For GCP, as well as for the other cloud service providers, adding an additional node group is as easy as adding a node group such as high-memory.

high-memory:
  instance: "s-2vcpu-4gb"
  min_nodes: 1
  max_nodes: 50

Default Images

An image is the term used to refer to a serialized copy of the state of an environment stored in a file. Default images section in the configuration file lists the images used to run the default image if it is not already specified in a profile (described in the next section). The jupyterhub key controls the jupyterhub image run.

default_images:
  jupyterhub: "quansight/qhub-jupyterhub:v0.3.12"
  jupyterlab: "quansight/qhub-jupyterlab:v0.3.12"
  dask_worker: "quansight/qhub-dask-worker:v0.3.12"
  dask_gateway: "quansight/qhub-dask-gateway:v0.3.12"

Storage

This section allows you to control the amount of storage allocated to shared filesystems.
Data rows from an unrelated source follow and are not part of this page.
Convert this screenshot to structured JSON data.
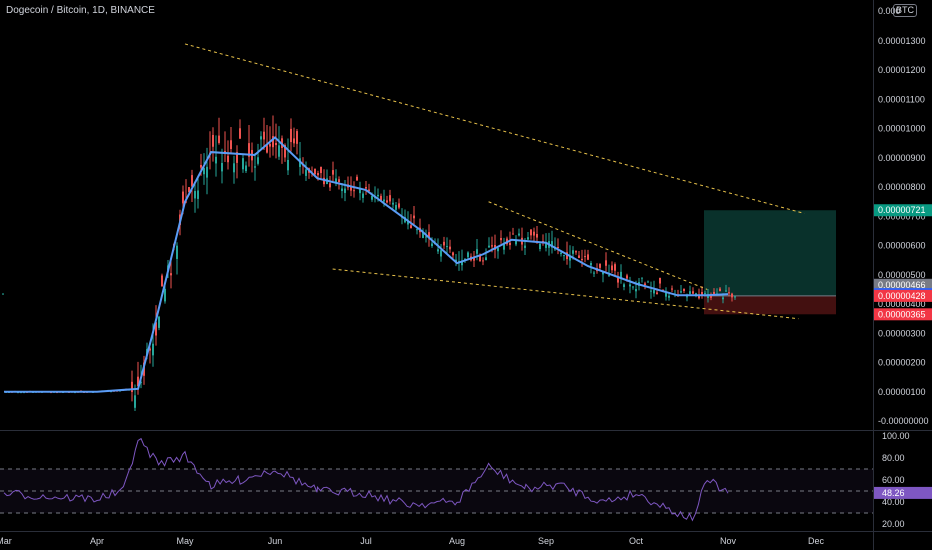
{
  "header": {
    "title": "Dogecoin / Bitcoin, 1D, BINANCE",
    "currency_badge": "BTC"
  },
  "colors": {
    "background": "#000000",
    "ema": "#5b9cf6",
    "trendline": "#e8c24a",
    "rsi_line": "#7e57c2",
    "up_candle": "#26a69a",
    "down_candle": "#ef5350",
    "target_zone": "#0b3a33",
    "stop_zone": "#4a1212"
  },
  "price_axis": {
    "labels": [
      "0.00001300",
      "0.00001200",
      "0.00001100",
      "0.00001000",
      "0.00000900",
      "0.00000800",
      "0.00000700",
      "0.00000600",
      "0.00000500",
      "0.00000400",
      "0.00000300",
      "0.00000200",
      "0.00000100",
      "-0.00000000"
    ],
    "top_partial": "0.000"
  },
  "price_badges": [
    {
      "label": "0.00000721",
      "value": 7.21e-06,
      "color": "#089981"
    },
    {
      "label": "0.00000466",
      "value": 4.66e-06,
      "color": "#787b86"
    },
    {
      "label": "0.00000434",
      "value": 4.34e-06,
      "color": "#2962ff"
    },
    {
      "label": "0.00000428",
      "value": 4.28e-06,
      "color": "#f23645"
    },
    {
      "label": "0.00000365",
      "value": 3.65e-06,
      "color": "#f23645"
    }
  ],
  "rsi_axis": {
    "labels": [
      "100.00",
      "80.00",
      "60.00",
      "40.00",
      "20.00"
    ],
    "current_label": "48.26",
    "current_value": 48.26
  },
  "time_axis": {
    "labels": [
      "Mar",
      "Apr",
      "May",
      "Jun",
      "Jul",
      "Aug",
      "Sep",
      "Oct",
      "Nov",
      "Dec"
    ]
  },
  "chart_data": {
    "type": "candlestick",
    "pair": "Dogecoin / Bitcoin",
    "interval": "1D",
    "exchange": "BINANCE",
    "price_unit": "BTC",
    "ylim": [
      -1e-07,
      1.4e-06
    ],
    "ema_series_approx": [
      {
        "x": "Mar 1",
        "y": 1e-06
      },
      {
        "x": "Apr 1",
        "y": 1e-06
      },
      {
        "x": "Apr 15",
        "y": 1.1e-06
      },
      {
        "x": "Apr 20",
        "y": 3e-06
      },
      {
        "x": "May 1",
        "y": 7.5e-06
      },
      {
        "x": "May 10",
        "y": 9.2e-06
      },
      {
        "x": "May 25",
        "y": 9.1e-06
      },
      {
        "x": "Jun 1",
        "y": 9.7e-06
      },
      {
        "x": "Jun 15",
        "y": 8.3e-06
      },
      {
        "x": "Jul 1",
        "y": 7.9e-06
      },
      {
        "x": "Jul 20",
        "y": 6.5e-06
      },
      {
        "x": "Aug 1",
        "y": 5.4e-06
      },
      {
        "x": "Aug 10",
        "y": 5.7e-06
      },
      {
        "x": "Aug 20",
        "y": 6.2e-06
      },
      {
        "x": "Sep 1",
        "y": 6.1e-06
      },
      {
        "x": "Sep 15",
        "y": 5.3e-06
      },
      {
        "x": "Oct 1",
        "y": 4.7e-06
      },
      {
        "x": "Oct 15",
        "y": 4.3e-06
      },
      {
        "x": "Oct 25",
        "y": 4.3e-06
      },
      {
        "x": "Nov 1",
        "y": 4.34e-06
      }
    ],
    "trendlines": [
      {
        "name": "upper wedge",
        "from": {
          "x": "May 1",
          "y": 1.29e-05
        },
        "to": {
          "x": "Nov 27",
          "y": 7.1e-06
        }
      },
      {
        "name": "lower wedge",
        "from": {
          "x": "Jun 20",
          "y": 5.2e-06
        },
        "to": {
          "x": "Nov 25",
          "y": 3.5e-06
        }
      },
      {
        "name": "inner channel",
        "from": {
          "x": "Aug 12",
          "y": 7.5e-06
        },
        "to": {
          "x": "Oct 25",
          "y": 4.5e-06
        }
      }
    ],
    "position": {
      "target": 7.21e-06,
      "entry": 4.28e-06,
      "stop": 3.65e-06
    },
    "rsi": {
      "current": 48.26,
      "levels": [
        70,
        50,
        30
      ],
      "series_approx": [
        {
          "x": "Mar 1",
          "y": 48
        },
        {
          "x": "Mar 15",
          "y": 45
        },
        {
          "x": "Apr 1",
          "y": 43
        },
        {
          "x": "Apr 10",
          "y": 50
        },
        {
          "x": "Apr 15",
          "y": 97
        },
        {
          "x": "Apr 22",
          "y": 75
        },
        {
          "x": "May 1",
          "y": 82
        },
        {
          "x": "May 10",
          "y": 55
        },
        {
          "x": "May 20",
          "y": 60
        },
        {
          "x": "Jun 1",
          "y": 70
        },
        {
          "x": "Jun 15",
          "y": 50
        },
        {
          "x": "Jul 1",
          "y": 48
        },
        {
          "x": "Jul 15",
          "y": 38
        },
        {
          "x": "Aug 1",
          "y": 40
        },
        {
          "x": "Aug 12",
          "y": 72
        },
        {
          "x": "Aug 25",
          "y": 52
        },
        {
          "x": "Sep 5",
          "y": 56
        },
        {
          "x": "Sep 20",
          "y": 40
        },
        {
          "x": "Oct 1",
          "y": 48
        },
        {
          "x": "Oct 15",
          "y": 30
        },
        {
          "x": "Oct 20",
          "y": 25
        },
        {
          "x": "Oct 25",
          "y": 60
        },
        {
          "x": "Nov 1",
          "y": 48
        }
      ]
    }
  }
}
Please note, when you change the storage size, it will delete the previous storage.

storage:
  conda_store: 20Gi
  shared_filesystem: 10Gi

Profiles

Profiles are used to control the jupyterlab user instances and dask-workers provided by dask-gateway.

profiles:
  jupyterlab:
    - display_name: Small Instance
      description: Stable environment with 1 cpu / 1 GB ram
      users:
        - <username>
      groups:
        - admin
      default: true
      kubespawner_override:
        cpu_limit: 1
        cpu_guarantee: 1
        mem_limit: 1G
        mem_guarantee: 1G
        image: "quansight/qhub-jupyterlab:v0.3.12"
    - display_name: Medium Instance
      description: Stable environment with 1.5 cpu / 2 GB ram
      kubespawner_override:
        cpu_limit: 1.5
        cpu_guarantee: 1.25
        mem_limit: 2G
        mem_guarantee: 2G
        image: "quansight/qhub-jupyterlab:v0.3.12"

  dask_worker:
    "Small Worker":
      worker_cores_limit: 1
      worker_cores: 1
      worker_memory_limit: 1G
      worker_memory: 1G
      image: "quansight/qhub-jupyterlab:v0.3.12"
    "Medium Worker":
      worker_cores_limit: 1.5
      worker_cores: 1.25
      worker_memory_limit: 2G
      worker_memory: 2G
      image: "quansight/qhub-jupyterlab:v0.3.12"
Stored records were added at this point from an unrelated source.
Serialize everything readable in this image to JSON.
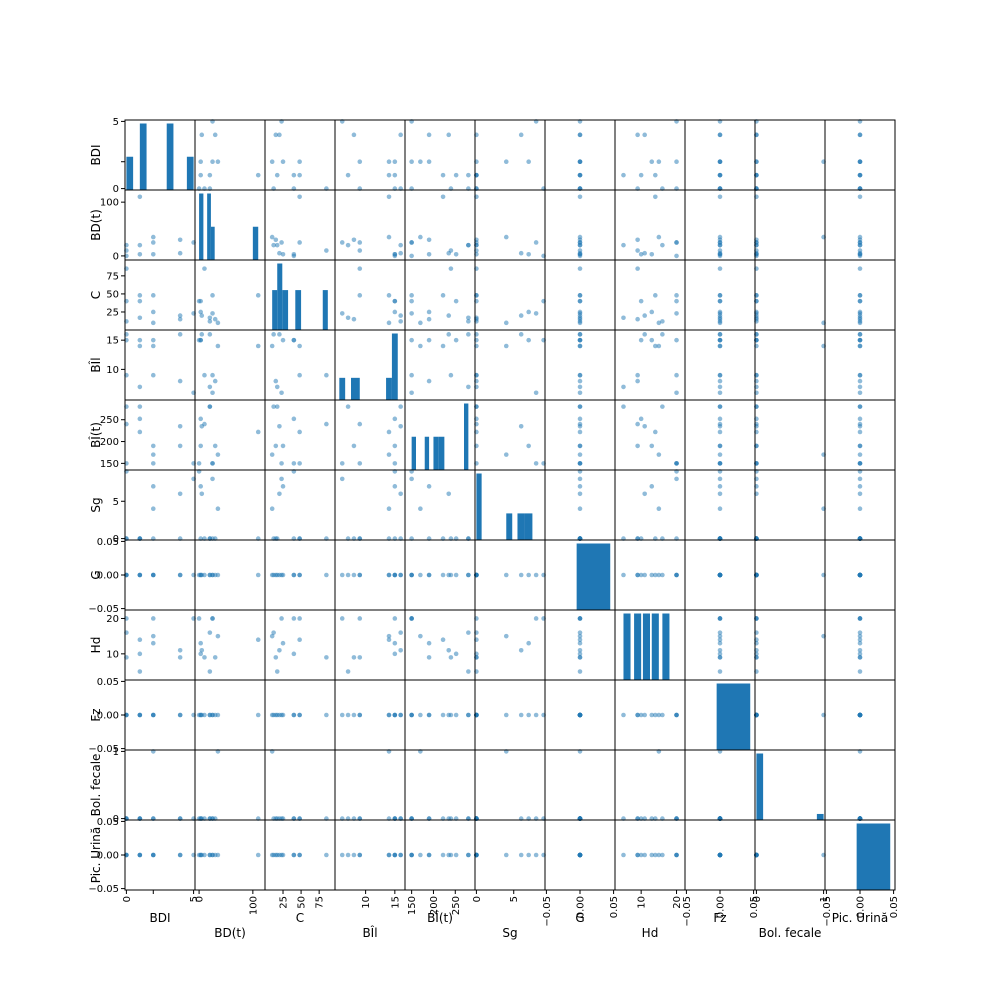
{
  "chart_data": {
    "type": "scatter_matrix",
    "variables": [
      "BDI",
      "BD(t)",
      "C",
      "BÎl",
      "BÎ(t)",
      "Sg",
      "G",
      "Hd",
      "Fz",
      "Bol. fecale",
      "Pic. Urină"
    ],
    "ranges": [
      [
        0,
        5
      ],
      [
        -5,
        120
      ],
      [
        2,
        95
      ],
      [
        5,
        16.5
      ],
      [
        138,
        292
      ],
      [
        0,
        9
      ],
      [
        -0.05,
        0.05
      ],
      [
        3,
        22
      ],
      [
        -0.05,
        0.05
      ],
      [
        0,
        1
      ],
      [
        -0.05,
        0.05
      ]
    ],
    "ticks": [
      [
        0,
        2,
        5
      ],
      [
        0,
        100
      ],
      [
        25,
        50,
        75
      ],
      [
        10,
        15
      ],
      [
        150,
        200,
        250
      ],
      [
        0,
        5
      ],
      [
        -0.05,
        0.0,
        0.05
      ],
      [
        10,
        20
      ],
      [
        -0.05,
        0.0,
        0.05
      ],
      [
        0,
        1
      ],
      [
        -0.05,
        0.0,
        0.05
      ]
    ],
    "y_tick_labels": [
      [
        "0",
        "",
        "5"
      ],
      [
        "0",
        "100"
      ],
      [
        "25",
        "50",
        "75"
      ],
      [
        "10",
        "15"
      ],
      [
        "150",
        "200",
        "250"
      ],
      [
        "0",
        "5"
      ],
      [
        "−0.05",
        "0.00",
        "0.05"
      ],
      [
        "10",
        "20"
      ],
      [
        "−0.05",
        "0.00",
        "0.05"
      ],
      [
        "0",
        "1"
      ],
      [
        "−0.05",
        "0.00",
        "0.05"
      ]
    ],
    "x_tick_labels": [
      [
        "0",
        "",
        "5"
      ],
      [
        "0",
        "100"
      ],
      [
        "25",
        "50",
        "75"
      ],
      [
        "10",
        "15"
      ],
      [
        "150",
        "200",
        "250"
      ],
      [
        "0",
        "5"
      ],
      [
        "−0.05",
        "0.00",
        "0.05"
      ],
      [
        "10",
        "20"
      ],
      [
        "−0.05",
        "0.00",
        "0.05"
      ],
      [
        "0",
        "1"
      ],
      [
        "−0.05",
        "0.00",
        "0.05"
      ]
    ],
    "observations": [
      [
        2,
        3,
        25,
        15,
        190,
        7,
        0,
        13,
        0,
        0,
        0
      ],
      [
        1,
        20,
        17,
        7,
        280,
        0,
        0,
        5,
        0,
        0,
        0
      ],
      [
        5,
        25,
        23,
        6,
        150,
        8,
        0,
        20,
        0,
        0,
        0
      ],
      [
        0,
        20,
        12,
        16,
        280,
        0,
        0,
        16,
        0,
        0,
        0
      ],
      [
        0,
        10,
        85,
        9,
        240,
        0,
        0,
        9,
        0,
        0,
        0
      ],
      [
        1,
        110,
        48,
        14,
        222,
        0,
        0,
        14,
        0,
        0,
        0
      ],
      [
        4,
        5,
        20,
        16,
        235,
        6,
        0,
        11,
        0,
        0,
        0
      ],
      [
        2,
        25,
        48,
        9,
        150,
        0,
        0,
        20,
        0,
        0,
        0
      ],
      [
        2,
        35,
        10,
        14,
        170,
        4,
        0,
        15,
        0,
        1,
        0
      ],
      [
        0,
        0,
        40,
        15,
        150,
        9,
        0,
        20,
        0,
        0,
        0
      ],
      [
        1,
        3,
        40,
        15,
        252,
        0,
        0,
        10,
        0,
        0,
        0
      ],
      [
        4,
        30,
        15,
        8,
        190,
        0,
        0,
        9,
        0,
        0,
        0
      ]
    ],
    "diagonal": "histogram",
    "histograms": [
      {
        "bins": [
          [
            0.0,
            0.5
          ],
          [
            1.0,
            1.5
          ],
          [
            3.0,
            3.5
          ],
          [
            4.5,
            5.0
          ]
        ],
        "counts": [
          2,
          4,
          4,
          2
        ]
      },
      {
        "bins": [
          [
            0,
            8
          ],
          [
            15,
            22
          ],
          [
            22,
            29
          ],
          [
            100,
            110
          ]
        ],
        "counts": [
          4,
          4,
          2,
          2
        ]
      },
      {
        "bins": [
          [
            10,
            17
          ],
          [
            17,
            24
          ],
          [
            24,
            32
          ],
          [
            42,
            50
          ],
          [
            80,
            87
          ]
        ],
        "counts": [
          3,
          5,
          3,
          3,
          3
        ]
      },
      {
        "bins": [
          [
            5.5,
            6.5
          ],
          [
            7.5,
            9.0
          ],
          [
            13.5,
            14.5
          ],
          [
            14.5,
            15.5
          ]
        ],
        "counts": [
          1,
          1,
          1,
          3
        ]
      },
      {
        "bins": [
          [
            150,
            160
          ],
          [
            180,
            190
          ],
          [
            200,
            212
          ],
          [
            212,
            225
          ],
          [
            270,
            280
          ]
        ],
        "counts": [
          1,
          1,
          1,
          1,
          2
        ]
      },
      {
        "bins": [
          [
            0.0,
            0.7
          ],
          [
            4.0,
            4.8
          ],
          [
            5.5,
            6.5
          ],
          [
            6.5,
            7.5
          ]
        ],
        "counts": [
          5,
          2,
          2,
          2
        ]
      },
      {
        "bins": [
          [
            -0.005,
            0.045
          ]
        ],
        "counts": [
          12
        ]
      },
      {
        "bins": [
          [
            5,
            7
          ],
          [
            8,
            10
          ],
          [
            10.5,
            12.5
          ],
          [
            13,
            15
          ],
          [
            16,
            18
          ]
        ],
        "counts": [
          2,
          2,
          2,
          2,
          2
        ]
      },
      {
        "bins": [
          [
            -0.005,
            0.045
          ]
        ],
        "counts": [
          12
        ]
      },
      {
        "bins": [
          [
            0.0,
            0.1
          ],
          [
            0.9,
            1.0
          ]
        ],
        "counts": [
          11,
          1
        ]
      },
      {
        "bins": [
          [
            -0.005,
            0.045
          ]
        ],
        "counts": [
          12
        ]
      }
    ],
    "point_color": "#1f77b4",
    "bar_color": "#1f77b4",
    "grid": false,
    "legend": "none"
  }
}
For each profiles.jupyterlab is a named jupyterlab profile. It closely follows the [KubeSpawner](https://jupyterhub kubespawner.readthedocs.io/en/latest/spawner.html) api. The only exception is that two keys are added users and groups which allow restriction of profiles to a given set of groups and users. We recommend using groups to manage profile access. Finally, we allow for configuration of the dask workers. In general, similar to the jupyterlab instances, you only need to configure the cores and memory.

Environments

An environment generally refers to a directory on your machine that contains a set of packages/dependencies that the program/application you want to run needs. One might think of a programming environment similar to a namespace as used in computer science, which refers to an abstract container (or environment) created to hold a logical grouping of names.
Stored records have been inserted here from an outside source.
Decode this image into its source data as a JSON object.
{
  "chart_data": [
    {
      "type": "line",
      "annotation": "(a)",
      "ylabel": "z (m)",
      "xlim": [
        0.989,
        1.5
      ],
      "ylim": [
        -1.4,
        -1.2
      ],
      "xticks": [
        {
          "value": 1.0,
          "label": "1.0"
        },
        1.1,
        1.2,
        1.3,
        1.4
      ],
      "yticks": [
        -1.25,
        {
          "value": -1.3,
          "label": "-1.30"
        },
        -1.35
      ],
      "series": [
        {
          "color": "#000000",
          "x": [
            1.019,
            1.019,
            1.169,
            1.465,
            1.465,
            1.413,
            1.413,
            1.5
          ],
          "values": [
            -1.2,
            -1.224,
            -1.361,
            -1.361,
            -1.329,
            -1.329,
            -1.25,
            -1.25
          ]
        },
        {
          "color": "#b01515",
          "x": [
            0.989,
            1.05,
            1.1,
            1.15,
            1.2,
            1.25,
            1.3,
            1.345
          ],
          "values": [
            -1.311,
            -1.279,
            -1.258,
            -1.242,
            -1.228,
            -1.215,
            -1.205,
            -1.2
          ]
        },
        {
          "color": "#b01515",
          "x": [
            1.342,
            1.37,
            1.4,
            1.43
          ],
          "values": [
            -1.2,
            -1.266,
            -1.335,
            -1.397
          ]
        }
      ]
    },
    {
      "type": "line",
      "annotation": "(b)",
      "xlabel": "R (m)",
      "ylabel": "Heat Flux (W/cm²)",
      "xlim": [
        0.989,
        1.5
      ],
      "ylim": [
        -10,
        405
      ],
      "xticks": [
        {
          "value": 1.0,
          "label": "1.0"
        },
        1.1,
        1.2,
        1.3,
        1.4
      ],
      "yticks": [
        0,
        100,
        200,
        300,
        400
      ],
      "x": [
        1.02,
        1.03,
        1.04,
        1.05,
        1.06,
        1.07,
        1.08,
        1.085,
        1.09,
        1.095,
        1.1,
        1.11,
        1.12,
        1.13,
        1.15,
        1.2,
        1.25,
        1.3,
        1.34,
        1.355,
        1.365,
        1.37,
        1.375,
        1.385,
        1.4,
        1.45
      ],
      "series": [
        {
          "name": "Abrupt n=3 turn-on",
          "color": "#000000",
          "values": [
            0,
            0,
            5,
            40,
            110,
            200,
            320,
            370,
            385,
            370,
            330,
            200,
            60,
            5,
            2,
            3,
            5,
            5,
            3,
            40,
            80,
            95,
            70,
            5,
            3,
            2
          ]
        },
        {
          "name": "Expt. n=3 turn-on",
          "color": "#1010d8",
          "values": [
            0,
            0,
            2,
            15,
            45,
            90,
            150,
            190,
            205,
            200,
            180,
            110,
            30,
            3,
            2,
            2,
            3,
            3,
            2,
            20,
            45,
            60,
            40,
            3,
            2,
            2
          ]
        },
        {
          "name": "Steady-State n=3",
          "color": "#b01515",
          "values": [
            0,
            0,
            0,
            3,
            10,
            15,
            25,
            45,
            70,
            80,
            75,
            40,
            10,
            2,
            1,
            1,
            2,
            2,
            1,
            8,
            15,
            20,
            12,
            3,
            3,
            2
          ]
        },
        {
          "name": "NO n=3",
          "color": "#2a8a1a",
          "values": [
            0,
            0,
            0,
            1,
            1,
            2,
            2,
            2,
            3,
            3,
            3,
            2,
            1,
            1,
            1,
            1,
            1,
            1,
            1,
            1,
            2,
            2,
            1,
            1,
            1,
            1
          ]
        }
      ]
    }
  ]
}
In your configuration file, you can add to the list of dependencies, as well as change the name of your environment if you would like to.

environments:
  "environment-default.yaml":
    name: default
    channels:
      - conda-forge
      - defaults
    dependencies:
      - python=3.7
      - ipykernel
      - ipywidgets
      - qhub-dask==0.3.12
      - numpy
      - numba
      - pandas

After you edit the configuration file, run ./scripts/00-guided-install.sh to complete the QHub AWS deployment steps!